Les autres régimes durent s’entendre avec le marché pour empêcher les contestations trop violentes, et l’on a vu que celui-ci sut pratiquer ce que nous appelons le lobbying bien avant que l’usage de ce terme ne se répande. Bonapartiste à sa manière, le général de Gaulle essaya, lui aussi, de contrôler l’information en verrouillant la télévision, mais il ne chercha jamais à empêcher Le Monde et Le canard enchaîné de paraître, ni même L’Humanité, l’organe du Comité central du PCF, alors très puissant, et tirant à plusieurs centaines de milliers d’exemplaires.
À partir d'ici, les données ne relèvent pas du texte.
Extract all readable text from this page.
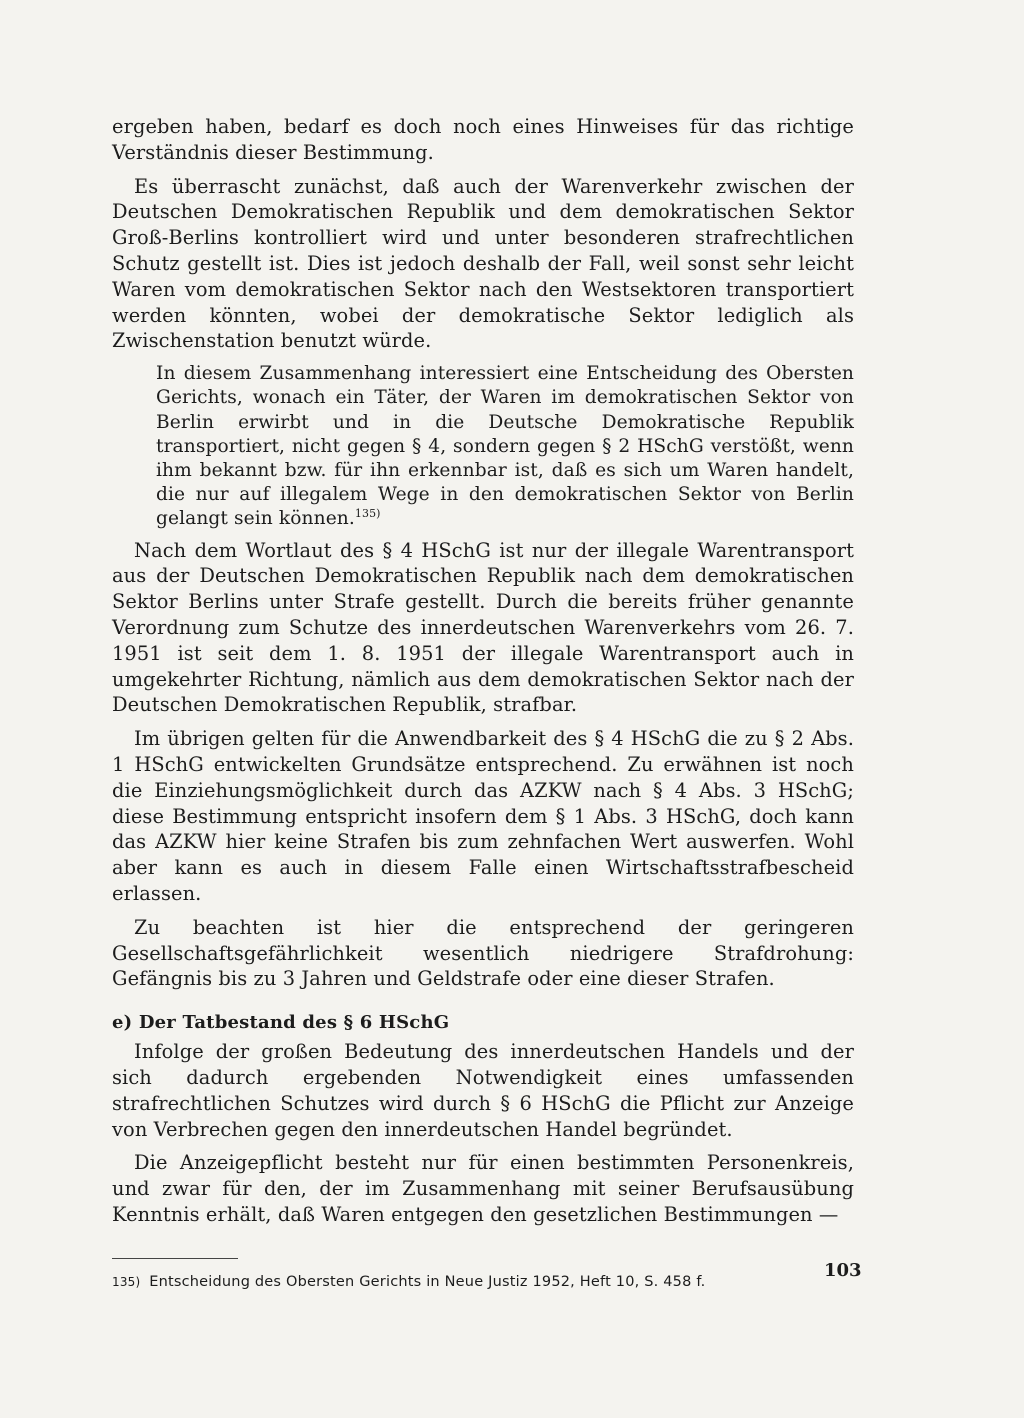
ergeben haben, bedarf es doch noch eines Hinweises für das richtige Verständnis dieser Bestimmung.

Es überrascht zunächst, daß auch der Warenverkehr zwischen der Deutschen Demokratischen Republik und dem demokratischen Sektor Groß-Berlins kontrolliert wird und unter besonderen strafrechtlichen Schutz gestellt ist. Dies ist jedoch deshalb der Fall, weil sonst sehr leicht Waren vom demokratischen Sektor nach den Westsektoren transportiert werden könnten, wobei der demokratische Sektor lediglich als Zwischenstation benutzt würde.

In diesem Zusammenhang interessiert eine Entscheidung des Obersten Gerichts, wonach ein Täter, der Waren im demokratischen Sektor von Berlin erwirbt und in die Deutsche Demokratische Republik transportiert, nicht gegen § 4, sondern gegen § 2 HSchG verstößt, wenn ihm bekannt bzw. für ihn erkennbar ist, daß es sich um Waren handelt, die nur auf illegalem Wege in den demokratischen Sektor von Berlin gelangt sein können.$^{135)}$

Nach dem Wortlaut des § 4 HSchG ist nur der illegale Warentransport aus der Deutschen Demokratischen Republik nach dem demokratischen Sektor Berlins unter Strafe gestellt. Durch die bereits früher genannte Verordnung zum Schutze des innerdeutschen Warenverkehrs vom 26. 7. 1951 ist seit dem 1. 8. 1951 der illegale Warentransport auch in umgekehrter Richtung, nämlich aus dem demokratischen Sektor nach der Deutschen Demokratischen Republik, strafbar.

Im übrigen gelten für die Anwendbarkeit des § 4 HSchG die zu § 2 Abs. 1 HSchG entwickelten Grundsätze entsprechend. Zu erwähnen ist noch die Einziehungsmöglichkeit durch das AZKW nach § 4 Abs. 3 HSchG; diese Bestimmung entspricht insofern dem § 1 Abs. 3 HSchG, doch kann das AZKW hier keine Strafen bis zum zehnfachen Wert auswerfen. Wohl aber kann es auch in diesem Falle einen Wirtschaftsstrafbescheid erlassen.

Zu beachten ist hier die entsprechend der geringeren Gesellschaftsgefährlichkeit wesentlich niedrigere Strafdrohung: Gefängnis bis zu 3 Jahren und Geldstrafe oder eine dieser Strafen.

e) Der Tatbestand des § 6 HSchG

Infolge der großen Bedeutung des innerdeutschen Handels und der sich dadurch ergebenden Notwendigkeit eines umfassenden strafrechtlichen Schutzes wird durch § 6 HSchG die Pflicht zur Anzeige von Verbrechen gegen den innerdeutschen Handel begründet.

Die Anzeigepflicht besteht nur für einen bestimmten Personenkreis, und zwar für den, der im Zusammenhang mit seiner Berufsausübung Kenntnis erhält, daß Waren entgegen den gesetzlichen Bestimmungen —

135) Entscheidung des Obersten Gerichts in Neue Justiz 1952, Heft 10, S. 458 f.

103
Les radios ‘périphériques’ battaient en brèche le monopole de l’ORTF et, si leurs propriétaires étaient tout sauf des gauchistes ou des révolutionnaires, ils pouvaient entrer en opposition avec le pouvoir central quand ils croyaient utile de le faire. Dans cet environnement médiatique où la presse écrite domine le débat d’idées, jusqu’en 1958, puis la radio, dans les années 1960, et la télévision, dans la décennie suivante, la capacité d’un journal officiel à intervenir en pesant sur l’opinion était faible, pour ne pas dire nulle.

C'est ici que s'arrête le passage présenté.